We, of course, need to mention Steven Morgan, whose hazel eyes and 6th grade charm meant that I was quickly under his spell. Even when he fell in love with the school beauty, Denise Hutchinson, and employed me as his deliverer of love notes to her (not the first or last time that happened, sadly), I somehow never stopped swooning.
Yes, folks, we’re talking an interesting journey down Infatuation Highway this Wednesday. Because other than devoting myself to writing, reading, and barely arithmetic, starting from puberty down to a bit into my early 30s (more on that later), my life was dedicated to seriously crushing on boys.
As you read above with the first one/blueprint, Darrell, it generally didn’t take much for me to think these boys were the bee’s knees. I mean, come on: he looked like Michael Jackson. In other words: the face. Others were nice, or funny, or listened to my dumb jokes, or whatever. But lest you think there was an open door policy in my heart and these guys came in and out every few weeks, I have to inform you that I was a faithful crusher. Like years with some of them.
There was Ricky Sharpes, who held my 12 year-old heart in his hand for a whopping 3 years. From 7th grade to freshman year in high school, I thought he was everything. Those overalls he wore with one strap hanging. (It was the 90s. You loved it, too.) Those chiseled features. That quiet intensity. One day, while hanging out in the mall with my sissy and a friend, imagine my sweet shock when Ricky and his older brother–even handsomer, if you can envision this–passed us by as they walked toward the exit. I mean, seeing him in school was one thing. Randomly seeing him outside of school was worthy of 8 hours of squealing. And if you’re wondering, yes, I thought the entire thing was divinely caused, the two of them simply walking by us. Again, everything. In the 8th grade, inspired by I suppose way too many John Hughes movies, I declared my love to him by way of a note surreptitiously slipped into his locker in between classes. I think it was 10 pages. I basically broke down why he and I were perfect for each other. Nothing came from it. I knew he read it because I would catch him looking at me strangely in our English class. But he seemed a bit more talkative after that unfortunate declaration of love, going as far as defending me when one of my lovely bullies felt the need to try and shame me in front of others in said English class. Yep, I nearly died. By the middle of freshman year, however, it was clear that my beloved Ricky was not a possessor of a working brain. That quiet, squinty-eyed intensity was likely a clue that he was trying to form an actual thought. It was over.

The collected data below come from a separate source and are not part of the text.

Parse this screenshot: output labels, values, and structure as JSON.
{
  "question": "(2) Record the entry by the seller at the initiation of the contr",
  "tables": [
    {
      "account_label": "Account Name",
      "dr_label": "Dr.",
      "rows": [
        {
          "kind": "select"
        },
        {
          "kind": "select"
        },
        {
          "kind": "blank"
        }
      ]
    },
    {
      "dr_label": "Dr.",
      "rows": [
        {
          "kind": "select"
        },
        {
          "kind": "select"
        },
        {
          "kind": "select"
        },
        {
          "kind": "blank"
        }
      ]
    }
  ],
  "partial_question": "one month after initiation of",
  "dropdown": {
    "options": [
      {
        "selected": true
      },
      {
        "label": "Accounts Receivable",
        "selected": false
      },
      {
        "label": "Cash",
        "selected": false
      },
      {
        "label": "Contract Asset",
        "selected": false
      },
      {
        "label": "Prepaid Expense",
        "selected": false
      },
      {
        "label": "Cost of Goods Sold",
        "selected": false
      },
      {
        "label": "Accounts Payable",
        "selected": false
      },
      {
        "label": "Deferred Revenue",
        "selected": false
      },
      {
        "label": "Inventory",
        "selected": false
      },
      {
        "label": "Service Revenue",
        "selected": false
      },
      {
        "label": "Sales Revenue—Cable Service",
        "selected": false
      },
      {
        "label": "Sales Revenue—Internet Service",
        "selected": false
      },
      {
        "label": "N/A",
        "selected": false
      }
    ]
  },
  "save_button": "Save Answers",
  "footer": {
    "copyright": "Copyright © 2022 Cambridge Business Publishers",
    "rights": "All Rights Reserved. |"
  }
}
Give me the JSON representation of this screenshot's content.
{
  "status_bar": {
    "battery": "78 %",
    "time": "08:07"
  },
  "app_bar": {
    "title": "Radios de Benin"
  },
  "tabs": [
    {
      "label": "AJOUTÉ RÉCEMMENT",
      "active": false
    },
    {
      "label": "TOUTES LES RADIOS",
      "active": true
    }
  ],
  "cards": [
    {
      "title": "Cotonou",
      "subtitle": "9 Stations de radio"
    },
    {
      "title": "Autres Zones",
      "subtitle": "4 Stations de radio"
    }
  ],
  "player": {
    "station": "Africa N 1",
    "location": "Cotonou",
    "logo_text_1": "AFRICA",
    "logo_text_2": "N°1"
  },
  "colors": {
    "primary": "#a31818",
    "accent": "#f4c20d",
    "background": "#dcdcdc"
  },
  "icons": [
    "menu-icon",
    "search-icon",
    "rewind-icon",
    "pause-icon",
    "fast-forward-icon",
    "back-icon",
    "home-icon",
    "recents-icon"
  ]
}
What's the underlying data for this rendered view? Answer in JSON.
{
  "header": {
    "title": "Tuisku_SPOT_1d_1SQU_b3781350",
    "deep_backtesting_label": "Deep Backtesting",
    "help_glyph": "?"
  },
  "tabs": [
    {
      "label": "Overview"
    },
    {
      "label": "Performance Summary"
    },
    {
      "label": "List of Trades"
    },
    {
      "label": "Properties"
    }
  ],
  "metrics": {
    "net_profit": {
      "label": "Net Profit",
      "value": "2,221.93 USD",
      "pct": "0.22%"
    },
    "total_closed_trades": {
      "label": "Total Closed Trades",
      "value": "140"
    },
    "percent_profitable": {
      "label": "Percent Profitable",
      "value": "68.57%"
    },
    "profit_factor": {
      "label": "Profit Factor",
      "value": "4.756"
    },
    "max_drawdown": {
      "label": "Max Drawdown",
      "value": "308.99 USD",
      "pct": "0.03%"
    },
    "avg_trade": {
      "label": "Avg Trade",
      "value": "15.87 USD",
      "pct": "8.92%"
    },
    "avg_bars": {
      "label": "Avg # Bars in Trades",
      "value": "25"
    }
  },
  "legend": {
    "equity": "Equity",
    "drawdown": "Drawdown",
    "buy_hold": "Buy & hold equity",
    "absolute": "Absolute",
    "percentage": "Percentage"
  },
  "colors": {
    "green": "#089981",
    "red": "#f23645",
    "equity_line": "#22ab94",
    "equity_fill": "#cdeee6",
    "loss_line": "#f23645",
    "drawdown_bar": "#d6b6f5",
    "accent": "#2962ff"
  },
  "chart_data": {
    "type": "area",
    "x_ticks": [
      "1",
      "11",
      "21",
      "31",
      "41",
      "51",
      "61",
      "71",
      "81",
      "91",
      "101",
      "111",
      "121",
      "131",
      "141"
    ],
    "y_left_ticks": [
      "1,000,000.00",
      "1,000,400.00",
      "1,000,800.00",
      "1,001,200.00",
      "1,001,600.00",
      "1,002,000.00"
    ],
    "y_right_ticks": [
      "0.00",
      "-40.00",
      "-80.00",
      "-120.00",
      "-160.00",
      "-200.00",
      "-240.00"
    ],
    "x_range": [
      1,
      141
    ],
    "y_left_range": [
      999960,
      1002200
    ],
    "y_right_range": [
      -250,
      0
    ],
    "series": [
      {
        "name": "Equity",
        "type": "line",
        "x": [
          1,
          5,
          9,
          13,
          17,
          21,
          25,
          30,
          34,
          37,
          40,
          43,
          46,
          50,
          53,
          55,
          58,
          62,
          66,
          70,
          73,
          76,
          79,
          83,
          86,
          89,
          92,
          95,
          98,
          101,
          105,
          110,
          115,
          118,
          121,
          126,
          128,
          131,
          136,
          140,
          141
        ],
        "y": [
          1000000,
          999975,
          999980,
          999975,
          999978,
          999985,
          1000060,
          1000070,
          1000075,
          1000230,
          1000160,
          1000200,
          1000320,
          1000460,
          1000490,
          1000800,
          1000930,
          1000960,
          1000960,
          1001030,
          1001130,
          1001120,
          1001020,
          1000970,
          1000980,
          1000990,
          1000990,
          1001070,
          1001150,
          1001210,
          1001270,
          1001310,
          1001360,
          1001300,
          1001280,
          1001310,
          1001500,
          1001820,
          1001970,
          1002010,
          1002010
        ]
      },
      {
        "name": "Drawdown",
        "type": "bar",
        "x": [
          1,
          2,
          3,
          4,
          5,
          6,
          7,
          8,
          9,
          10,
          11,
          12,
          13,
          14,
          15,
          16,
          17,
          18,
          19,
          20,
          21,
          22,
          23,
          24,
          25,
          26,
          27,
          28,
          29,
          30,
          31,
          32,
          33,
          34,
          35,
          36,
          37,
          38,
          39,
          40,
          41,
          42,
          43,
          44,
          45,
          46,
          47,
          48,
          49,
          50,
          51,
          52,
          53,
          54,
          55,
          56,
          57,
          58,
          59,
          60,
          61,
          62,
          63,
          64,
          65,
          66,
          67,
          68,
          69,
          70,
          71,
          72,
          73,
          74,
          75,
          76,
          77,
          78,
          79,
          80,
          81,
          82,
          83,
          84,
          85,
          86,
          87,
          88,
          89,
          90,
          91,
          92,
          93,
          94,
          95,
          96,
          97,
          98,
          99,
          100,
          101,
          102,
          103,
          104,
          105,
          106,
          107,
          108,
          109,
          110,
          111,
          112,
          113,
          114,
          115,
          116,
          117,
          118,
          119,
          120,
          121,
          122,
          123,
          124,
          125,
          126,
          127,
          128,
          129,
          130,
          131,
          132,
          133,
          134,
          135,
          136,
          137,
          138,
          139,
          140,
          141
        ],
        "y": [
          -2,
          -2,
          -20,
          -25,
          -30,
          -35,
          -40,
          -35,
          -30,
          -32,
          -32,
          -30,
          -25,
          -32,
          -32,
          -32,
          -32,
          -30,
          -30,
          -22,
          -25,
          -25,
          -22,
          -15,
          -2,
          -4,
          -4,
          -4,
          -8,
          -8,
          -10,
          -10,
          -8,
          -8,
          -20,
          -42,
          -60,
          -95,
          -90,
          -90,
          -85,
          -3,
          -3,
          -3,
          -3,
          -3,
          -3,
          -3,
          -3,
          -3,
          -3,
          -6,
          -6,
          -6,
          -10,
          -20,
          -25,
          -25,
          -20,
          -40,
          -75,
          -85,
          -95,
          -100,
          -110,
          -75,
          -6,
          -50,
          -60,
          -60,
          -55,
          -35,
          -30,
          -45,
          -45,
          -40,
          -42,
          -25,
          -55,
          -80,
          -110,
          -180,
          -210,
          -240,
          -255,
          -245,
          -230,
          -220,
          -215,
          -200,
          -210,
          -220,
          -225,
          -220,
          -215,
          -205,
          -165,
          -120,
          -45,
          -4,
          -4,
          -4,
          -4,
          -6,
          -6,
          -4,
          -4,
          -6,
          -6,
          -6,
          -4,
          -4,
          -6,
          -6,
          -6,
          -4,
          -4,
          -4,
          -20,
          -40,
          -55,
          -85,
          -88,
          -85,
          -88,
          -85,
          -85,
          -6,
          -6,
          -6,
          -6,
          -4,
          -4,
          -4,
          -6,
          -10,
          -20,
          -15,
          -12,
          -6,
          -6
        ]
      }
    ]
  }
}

But not the crushes. The crushes weren’t over.
There was Dave, the talented actor who starred in our high school drama’s production of Fiddler on the Roof and quickly stole this adolescent heart. My goodness. Obsessed. Like buying him gifts obsessed. (Years and years after high school, he happened to walk into the bookstore where I worked. He came to my register. He said I looked familiar. I maintained, from beginning to end, that we didn’t know each other.)
(If you open that bookstore link, you’ll read about another crush. Le sigh.)
As soon as I began college, there was John Fontaine: dreamy, looked like Jordan Catalano, and wrote poetry. I was toast…until he asked me whether I used mushrooms for inspiration in my creative writing. Once I confirmed that he wasn’t referring to food (“what, you mean like actual mushrooms?”), it was over and out for that weirdo. True story.
On and on it went. As I got older and these eyes began to lose their rose-colored tint, I would tell myself to stop seeking crushes. I was tired of the low that entered after the high of the crush dissipated. I wanted to stop analyzing whether a simple smile or conversation meant more than it actually did. I mean, just because Juan accepted my friend request didn’t mean anything, did it? Did it?
But you already know how it all ended. After the bestie stuck me in the arm with a dose of reality, I became (and remain) determined to disallow crushing from popping its pesky head back into my life. Reminiscing is fun and always hilarious, but I want mutuality. The real thing. Crushing on someone who crushes back and wants to take it beyond those heady moments in the beginning. And until that happens, kindly refer to me as Mrs. Idris Elba.
*names have been changed, not to protect them boys, but to protect me. This is the Internet, after all.